There are more ways to study protein interactions than to skin a cat, speakers at IBC Life Sciences’ “Protein-Protein Interactions” meeting demonstrated last week with their presentations.
Against a noisy, busy backdrop of highways and runways, about 70 conferees gathered at the Hilton Newark Airport hotel to take in one technology after another. The techniques included everything from high-end mass spectrometry, capillary electrophoresis, and microfluidics to measuring heat released during a reaction. Following are some highlights from the presentations during the first two days of the conference:
Linda Engle, senior scientist of Marlborough, Mass.-based Cetek, presented her company’s approach, capillary electrophoresis to separate a target protein mixed with a library of compounds. If the protein forms a complex with one of the compounds, it changes its mobility in the electric field, which a laser can detect. Engle cited an example in which Cetek screened a protein against a library of nearly 50,000 compounds for a pharmaceutical company and found that three were binding with nanomolar affinity: One is now at the lead optimization stage. In another project, Cetek determined which of three different forms of a single protein a small ligand bound to. For its own drug discovery program, Cetek has chosen to screen natural products, which “hold greater promise to inhibit protein-protein interactions than synthetic molecules,” according to Engle. It focuses currently on 12 therapeutic targets. In a screen of microbial extracts, the company found novel compound that — like cyclosporin — disrupts a complex between a human and an HIV protein.
Moving from capillaries to microchannels, Bernhard Weigl, director of microfluidic applications at Micronics, talked about measuring protein interactions using two or more liquids that flow next to each other in the same microchannel without mixing, like a liquid version of striped toothpaste. At the interface of the fluids, tagged proteins interact in a narrow zone of diffusion, which can be measured optically. Moreover, by taking measurements along the channel, researchers can determine the rate of the complex-forming reaction. A different channel setup allows for diffusion-based separation of protein complexes from unbound molecules, without the need of a filter. Micronics, which is based in Redmond, Wash., manufactures chips with complex microfluidic structures by laminating 15-20 layers of plastic on top of each other.
But why stay with micro when nano is within reach? NanoInk of Chicago reported that it is using dip pen nanolithography (DPN) to print nanostructures, such as protein spots of less than 100 nanometers in diameter, onto substrates. The technology, which is based on delivering liquids via the tip of an atomic force microscope, comes out of Chad Mirkin’s lab at Northwestern University. According to Guy della Cioppa, NanoInk’s executive vice president for business development, new methods of screening become available at the single molecule level. “Proteins, after all, are very small nanomachines — they have dimensions in the sweet spot of nanotechnololgy,” he said. The company is planning to come out with a DPN writer as well as with a multi-pen system next month, followed soon by a catalog of packaged “inks.”
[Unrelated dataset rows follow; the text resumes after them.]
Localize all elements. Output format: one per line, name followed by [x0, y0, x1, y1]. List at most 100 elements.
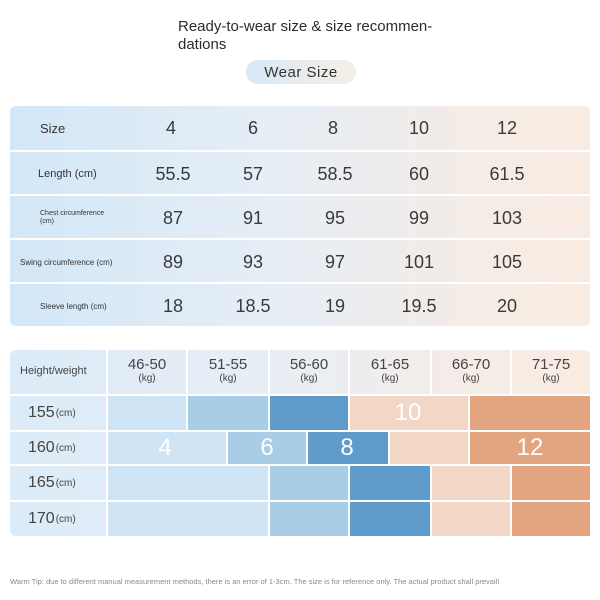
fit-block: [432, 502, 510, 536]
size-col-header: 10: [408, 117, 430, 138]
weight-unit: (kg): [300, 373, 318, 384]
size-cell: 57: [242, 163, 264, 184]
fit-block: [108, 432, 226, 464]
size-cell: 105: [491, 251, 523, 272]
fit-block: [470, 432, 590, 464]
weight-range: 46-50: [127, 356, 167, 373]
weight-range: 51-55: [208, 356, 248, 373]
size-cell: 19.5: [401, 295, 437, 316]
fit-block: [308, 432, 388, 464]
size-row-chest: Chest circumference (cm) 87 91 95 99 103: [10, 194, 590, 240]
height-row-label: 160 (cm): [10, 432, 106, 464]
size-header-label: Size: [10, 106, 168, 150]
size-col-header: 8: [327, 117, 338, 138]
size-cell: 93: [242, 251, 264, 272]
fit-block: [270, 466, 348, 500]
size-row-label-text: Chest circumference (cm): [40, 210, 105, 225]
height-row-label: 170 (cm): [10, 502, 106, 536]
weight-column-header: 71-75 (kg): [512, 350, 590, 392]
height-value: 160: [28, 439, 55, 456]
size-cell: 87: [162, 207, 184, 228]
fit-block: [432, 466, 510, 500]
weight-column-header: 66-70 (kg): [432, 350, 510, 392]
height-row-label: 155 (cm): [10, 396, 106, 430]
size-cell: 18: [162, 295, 184, 316]
fit-size-label: 6: [260, 434, 274, 461]
page-title: Ready-to-wear size & size recommen- dati…: [178, 18, 478, 54]
height-unit: (cm): [55, 442, 76, 454]
size-cell: 99: [408, 207, 430, 228]
height-unit: (cm): [55, 477, 76, 489]
divider: [268, 350, 270, 394]
fit-block: [512, 502, 590, 536]
size-row-label-text: Length (cm): [38, 168, 97, 180]
size-cell: 60: [408, 163, 430, 184]
divider: [430, 350, 432, 394]
weight-range: 56-60: [289, 356, 329, 373]
weight-unit: (kg): [138, 373, 156, 384]
size-cell: 91: [242, 207, 264, 228]
size-col-header: 6: [247, 117, 258, 138]
size-col-header: 12: [496, 117, 518, 138]
size-cell: 101: [403, 251, 435, 272]
fit-block: [270, 396, 348, 430]
wear-size-badge-label: Wear Size: [264, 63, 338, 81]
size-row-label: Length (cm): [10, 152, 166, 196]
title-line-1: Ready-to-wear size & size recommen-: [178, 18, 433, 35]
weight-column-header: 51-55 (kg): [188, 350, 268, 392]
weight-unit: (kg): [542, 373, 560, 384]
size-cell: 58.5: [317, 163, 353, 184]
height-row-label: 165 (cm): [10, 466, 106, 500]
size-row-label: Chest circumference (cm): [10, 196, 120, 240]
height-unit: (cm): [55, 407, 76, 419]
weight-unit: (kg): [219, 373, 237, 384]
fit-size-label: 8: [340, 434, 354, 461]
fit-size-label: 4: [158, 434, 172, 461]
size-col-header: 4: [165, 117, 176, 138]
fit-block: [470, 396, 590, 430]
height-value: 165: [28, 474, 55, 491]
weight-column-header: 56-60 (kg): [270, 350, 348, 392]
size-row-label-text: Sleeve length (cm): [40, 301, 107, 311]
fit-block: [390, 432, 468, 464]
size-table: Size 4 6 8 10 12 Length (cm) 55.5 57 58.…: [10, 106, 590, 326]
fit-block: [108, 466, 268, 500]
height-value: 155: [28, 404, 55, 421]
wear-size-badge: Wear Size: [246, 60, 356, 84]
fit-block: [270, 502, 348, 536]
fit-size-label: 12: [516, 434, 544, 461]
divider: [510, 350, 512, 394]
fit-block: [350, 502, 430, 536]
size-cell: 97: [324, 251, 346, 272]
size-row-label-text: Swing circumference (cm): [20, 257, 113, 267]
fit-block: [350, 466, 430, 500]
weight-range: 66-70: [451, 356, 491, 373]
size-cell: 61.5: [489, 163, 525, 184]
size-cell: 19: [324, 295, 346, 316]
weight-unit: (kg): [462, 373, 480, 384]
size-cell: 18.5: [235, 295, 271, 316]
fit-block: [512, 466, 590, 500]
title-line-2: dations: [178, 36, 227, 53]
size-row-swing: Swing circumference (cm) 89 93 97 101 10…: [10, 238, 590, 284]
size-row-label: Sleeve length (cm): [10, 284, 168, 328]
weight-range: 61-65: [370, 356, 410, 373]
fit-block: [228, 432, 306, 464]
size-cell: 20: [496, 295, 518, 316]
size-header-row: Size 4 6 8 10 12: [10, 106, 590, 150]
divider: [106, 350, 108, 536]
weight-column-header: 46-50 (kg): [108, 350, 186, 392]
weight-unit: (kg): [381, 373, 399, 384]
corner-label-text: Height/weight: [20, 365, 87, 377]
size-cell: 103: [491, 207, 523, 228]
divider: [348, 350, 350, 394]
size-header-label-text: Size: [40, 120, 66, 136]
height-weight-corner-label: Height/weight: [10, 350, 106, 392]
height-weight-table: Height/weight 46-50 (kg) 51-55 (kg) 56-6…: [10, 350, 590, 536]
height-unit: (cm): [55, 513, 76, 525]
fit-size-label: 10: [394, 399, 422, 426]
height-value: 170: [28, 510, 55, 527]
warm-tip: Warm Tip: due to different manual measur…: [10, 577, 500, 586]
weight-range: 71-75: [531, 356, 571, 373]
size-row-length: Length (cm) 55.5 57 58.5 60 61.5: [10, 150, 590, 196]
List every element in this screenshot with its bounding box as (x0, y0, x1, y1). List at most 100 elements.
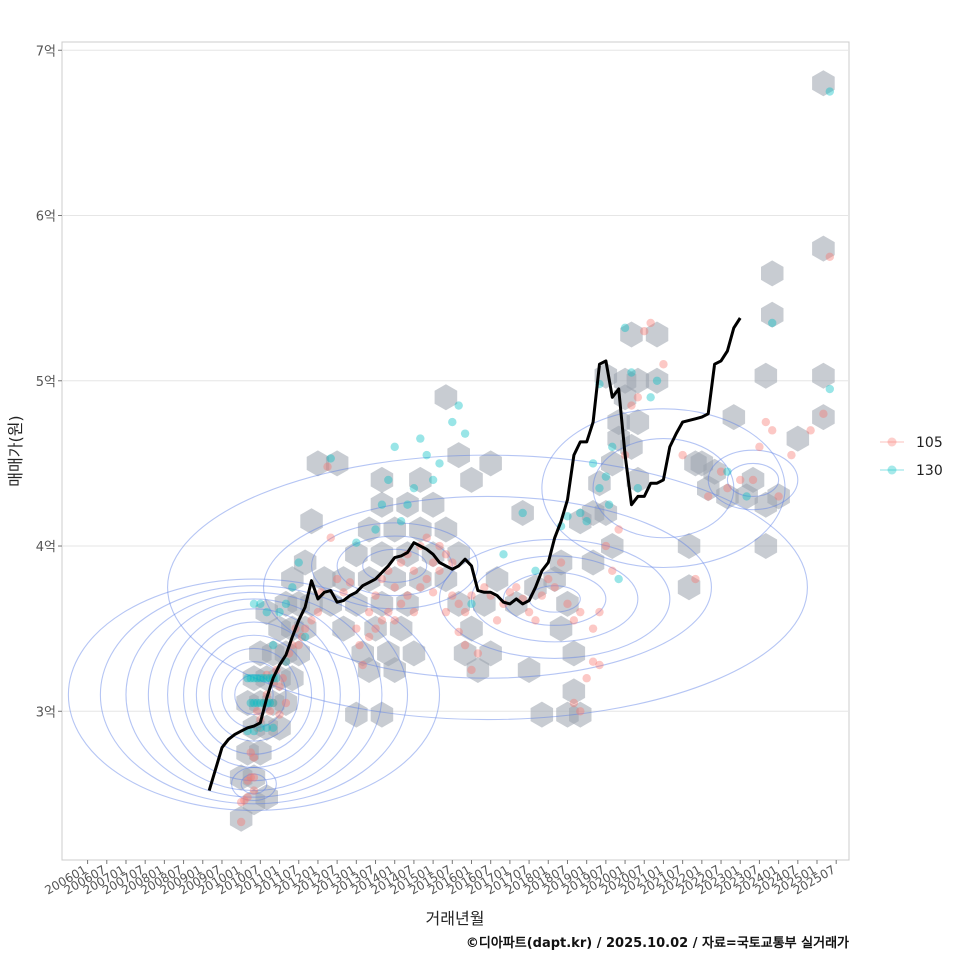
data-point-105 (576, 707, 585, 716)
hexbin-cell (473, 590, 496, 617)
hexbin-cell (812, 70, 835, 97)
data-point-105 (512, 583, 521, 592)
hexbin-cell (761, 301, 784, 328)
data-point-130 (576, 508, 585, 518)
hexbin-cell (620, 321, 643, 348)
data-point-105 (252, 707, 262, 716)
hexbin-cell (396, 541, 419, 568)
hexbin-cell (812, 362, 835, 389)
y-tick-label: 5억 (36, 375, 56, 390)
hexbin-cell (332, 615, 355, 642)
hexbin-cell (383, 657, 406, 683)
data-point-105 (774, 492, 783, 501)
hexbin-cell (345, 590, 368, 617)
y-tick-label: 7억 (36, 44, 56, 59)
hexbin-cell (677, 533, 701, 559)
density-contour (195, 634, 313, 755)
data-point-105 (825, 252, 835, 262)
hexbin-cell (421, 491, 445, 518)
density-contour (592, 438, 735, 539)
source-caption: ©디아파트(dapt.kr) / 2025.10.02 / 자료=국토교통부 실… (466, 935, 849, 951)
data-point-105 (768, 426, 777, 435)
data-point-130 (256, 698, 265, 708)
hexbin-cell (453, 640, 477, 667)
data-point-105 (716, 467, 726, 476)
data-point-105 (249, 773, 259, 782)
hexbin-cell (370, 491, 394, 518)
density-contour (67, 578, 441, 811)
data-point-105 (384, 607, 393, 617)
hexbin-cell (645, 321, 669, 348)
density-contour (726, 462, 780, 497)
hexbin-cell (812, 404, 835, 431)
hexbin-cell (754, 533, 778, 559)
data-point-105 (473, 649, 483, 658)
data-point-130 (352, 538, 361, 547)
data-point-130 (563, 512, 572, 521)
data-point-105 (819, 409, 828, 419)
hexbin-cell (409, 466, 432, 493)
data-point-130 (268, 640, 278, 650)
density-contour (470, 555, 639, 643)
hexbin-cell (434, 516, 458, 543)
data-point-130 (608, 442, 617, 452)
hexbin-cell (249, 739, 272, 766)
data-point-105 (601, 541, 611, 551)
data-point-130 (249, 599, 259, 609)
hexbin-cell (402, 640, 426, 667)
hexbin-cell (466, 657, 490, 683)
density-contour (240, 773, 268, 795)
data-point-105 (364, 632, 374, 642)
data-point-105 (428, 558, 438, 567)
y-axis: 3억 4억 5억 6억 7억 (36, 44, 62, 720)
hexbin-cell (511, 500, 534, 526)
hexbin-cell (313, 566, 336, 593)
data-point-105 (294, 640, 303, 650)
hexbin-cell (357, 657, 381, 683)
hexbin-cell (434, 384, 458, 411)
data-point-130 (390, 442, 399, 452)
data-point-105 (505, 588, 515, 597)
y-tick-label: 3억 (36, 705, 56, 720)
data-point-130 (262, 674, 271, 683)
data-point-105 (787, 450, 796, 460)
data-point-130 (652, 376, 662, 385)
data-point-105 (748, 475, 758, 485)
data-point-130 (377, 500, 387, 509)
density-contour (221, 661, 287, 729)
data-point-105 (355, 640, 364, 650)
hexbin-cell (581, 549, 605, 576)
data-point-105 (390, 583, 399, 592)
data-point-130 (723, 467, 732, 476)
hexbin-cell (722, 404, 746, 431)
hexbin-cell (703, 458, 726, 485)
density-contour (99, 585, 409, 805)
legend-label-105: 105 (916, 435, 943, 451)
data-point-105 (246, 748, 255, 757)
data-point-105 (582, 674, 591, 683)
data-point-130 (416, 434, 425, 443)
data-point-105 (249, 786, 259, 795)
data-point-105 (448, 591, 457, 600)
data-point-130 (243, 674, 252, 683)
data-point-130 (256, 599, 265, 609)
data-point-130 (294, 558, 303, 567)
data-point-105 (441, 607, 451, 617)
data-point-130 (742, 492, 751, 501)
data-point-130 (422, 450, 431, 460)
density-contour (310, 522, 479, 610)
hexbin-cell (601, 450, 624, 477)
data-point-105 (627, 401, 636, 410)
data-point-105 (736, 475, 745, 485)
data-point-105 (422, 574, 431, 584)
data-point-130 (252, 698, 262, 708)
data-point-130 (601, 472, 611, 481)
data-point-105 (278, 674, 287, 683)
data-point-105 (806, 426, 815, 435)
hexbin-cell (645, 367, 669, 394)
density-contour (707, 449, 799, 511)
hexbin-cell (383, 516, 406, 543)
density-contour (183, 621, 325, 769)
data-point-105 (531, 616, 540, 625)
hexbin-cell (767, 483, 790, 510)
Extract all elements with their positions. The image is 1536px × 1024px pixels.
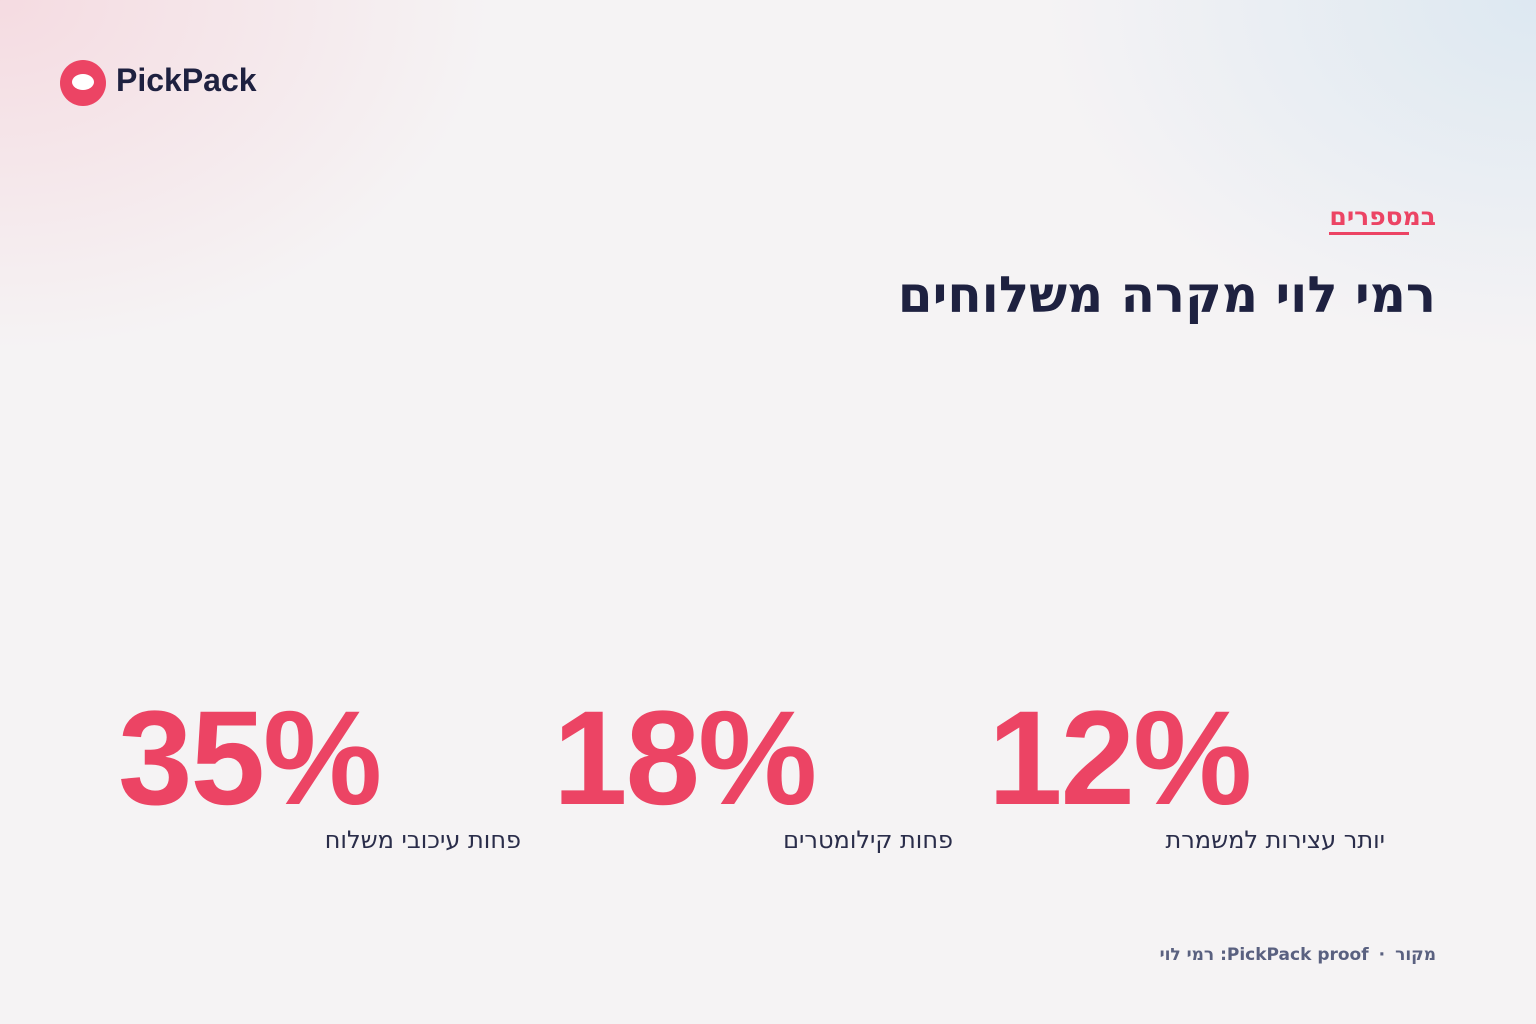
footer-source: PickPack proof: רמי לוי	[1159, 945, 1369, 965]
eyebrow: במספרים	[1329, 202, 1436, 235]
footer-separator: ·	[1378, 945, 1386, 965]
stat-label: פחות עיכובי משלוח	[324, 826, 521, 854]
logo-icon	[60, 60, 106, 106]
stat-label: פחות קילומטרים	[783, 826, 953, 854]
brand-name: PickPack	[116, 62, 257, 98]
footer: מקור · PickPack proof: רמי לוי	[1150, 945, 1436, 965]
stat-value: 12%	[988, 684, 1252, 833]
footer-label: מקור	[1395, 945, 1436, 965]
stat-value: 18%	[553, 684, 817, 833]
stat-value: 35%	[118, 684, 382, 833]
stat-label: יותר עצירות למשמרת	[1165, 826, 1385, 854]
title: רמי לוי מקרה משלוחים	[897, 266, 1436, 324]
Zooming in on individual molecules, Xencor of Monrovia, Calif., aims to engineer proteins, using a combined computational and screening approach. For example, it modified a subunit of tumor necrosis factor such that it would still form trimers with wildtype proteins but no longer bind to its receptor. Animal studies to assess in vivo effects are underway, according to John Desjarlais, Xencor’s director of computational biology.
Targeting interfaces of protein-protein interactions, on the other hand, which often lack the “nooks and crannies” a drug can grab onto, is no easy feat. In his keynote lecture, James Wells of Sunesis Pharmaceuticals pointed to a possible way: screening for two weakly binding drug fragments and connecting them to a tightly binding ligand. In order to catch the weak binders, his company, based in South San Francisco, engineers both its library fragments and protein targets to contain cysteines that can form covalent bonds.
While most approaches presented at the meeting aim to study proteins in vitro, several companies focused on methods to follow protein-protein interactions inside mammalian cells. Applied Biosystems fuses part of an enzyme to one protein and another part of the same enzyme to a second protein. If the two proteins, after expressing them in a cell, interact — for example in a signaling pathway — the enzyme parts come together and its activity as a whole can be measured. ABI’s technology is available to researchers in various modes, including custom cell line development and technology transfer.
Odyssey Pharma’s technology uses a strategy similar to ABI’s, fusing proteins to two protein fragments that, when combined, become active. The company has been studying the effects of drugs that promote or inhibit protein-protein interactions, focusing on a small number of about 20 disease pathways. It is hoping to dissect every step in these pathways.
Rigel of South San Francisco doesn’t rely on reporter genes but looks for functional changes in response to retrovirally introduced peptides that disturb protein-protein interactions inside a cell. Esteban Masuda, the company’s associate director of biology, showed how specific peptides were able to inhibit a signaling pathway induced by interleukin-4. These peptides can then be used to look for the intracellular target. Rigel also uses libraries of cyclic peptides in its screens, which may become drugs directly.